Voice Recognition on the iPhone
One of my projects has the potential to get a real usability boost through voice recognition. Voice recognition is a utopia of mobile user interface, and like every utopia, it turns out to not work as well as you’d like in real life. I spent some time looking into Open Source Voice Recognition packages and if you’re looking to use Voice Recognition for what is called “Very Large Vocabularies”, you are almost guaranteed to be disappointed. If you are looking for Voice Commands, the default performance may be acceptable for what you are looking for.

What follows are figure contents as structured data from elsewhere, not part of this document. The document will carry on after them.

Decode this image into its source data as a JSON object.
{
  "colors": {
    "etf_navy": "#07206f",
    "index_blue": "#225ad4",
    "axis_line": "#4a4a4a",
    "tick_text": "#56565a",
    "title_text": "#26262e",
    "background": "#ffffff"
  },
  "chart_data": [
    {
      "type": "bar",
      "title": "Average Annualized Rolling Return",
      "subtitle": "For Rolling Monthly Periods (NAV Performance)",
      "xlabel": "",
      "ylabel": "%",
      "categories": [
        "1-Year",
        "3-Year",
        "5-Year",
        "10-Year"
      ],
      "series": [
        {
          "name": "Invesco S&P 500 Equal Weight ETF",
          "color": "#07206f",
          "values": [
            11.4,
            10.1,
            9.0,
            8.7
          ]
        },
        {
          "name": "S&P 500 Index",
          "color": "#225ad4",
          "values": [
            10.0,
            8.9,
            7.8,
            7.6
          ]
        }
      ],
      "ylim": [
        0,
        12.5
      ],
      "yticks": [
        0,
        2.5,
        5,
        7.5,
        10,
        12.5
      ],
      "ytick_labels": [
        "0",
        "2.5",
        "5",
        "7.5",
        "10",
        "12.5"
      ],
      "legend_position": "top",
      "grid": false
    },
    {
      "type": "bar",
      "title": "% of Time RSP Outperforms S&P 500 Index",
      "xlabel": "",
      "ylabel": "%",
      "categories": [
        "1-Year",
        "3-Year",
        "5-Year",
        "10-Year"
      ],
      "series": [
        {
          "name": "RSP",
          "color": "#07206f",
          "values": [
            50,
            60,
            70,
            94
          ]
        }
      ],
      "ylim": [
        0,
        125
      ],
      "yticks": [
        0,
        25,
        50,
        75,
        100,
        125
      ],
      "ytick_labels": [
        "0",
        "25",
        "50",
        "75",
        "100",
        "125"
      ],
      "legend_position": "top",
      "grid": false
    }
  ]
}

Voice Recognition works by transforming each sample in an audio stream, guessing what pronunciation that sample might represent, and in turn, what word it might represent. This involves both an Acoustic Model, and a Language Model to guide probabilities, and a number of algorithms to determine the result based off of those probabilities. One key thing here is that bad results are usually not code bugs, but training deficiencies. The Acoustic Models are trained by hundreds of hours of voice, but the free models are not as robust as comercial offerings. If you want to do something about it, go to Vox Forge and contribute some audio. Restricting the language model goes a long way towards improving the results, as does training the Acoustic Model to your voice. For my project, restricting the language model was the only option since my Acoustic Models need to be speaker independent.
I investigated 2 packages, Pocket Sphinx and Julius. Pocket Sphinx is the evolution of a long line of Voice Recognition packages based in C and developed by people in CMU. Julius is a package developed most actively for the Japanese Language, but is still language agnostic.
I had fun cleaning up the Mac experience for both of these projects. Julius built fine but the CoreAudio driver was broken. Pocket Sphinx had a few compile errors under XCode and no clear way to build iPhone friendly libraries. So I submitted a new driver based off of the Audio Queue technology and submitted a patch that lets Pocket Sphinx build Mac and iPhone friendly binaries. It was great to submit patches to both of these projects. I still have an Audio Queue driver to write for Pocket Sphinx though!
So more on my project soon, but Pocket Sphinx is the package that I’m going to push forward with. This is largely due to the fact that the default Acoustic Models appeared to perform better than Julius. I’m hoping to use this for aligning text and audio, not Voice to Text or Voice commands. My challenge now is to see if this process helps even if it is only 60% accurate. But this spike solution is done, time to flesh out the rest of the code!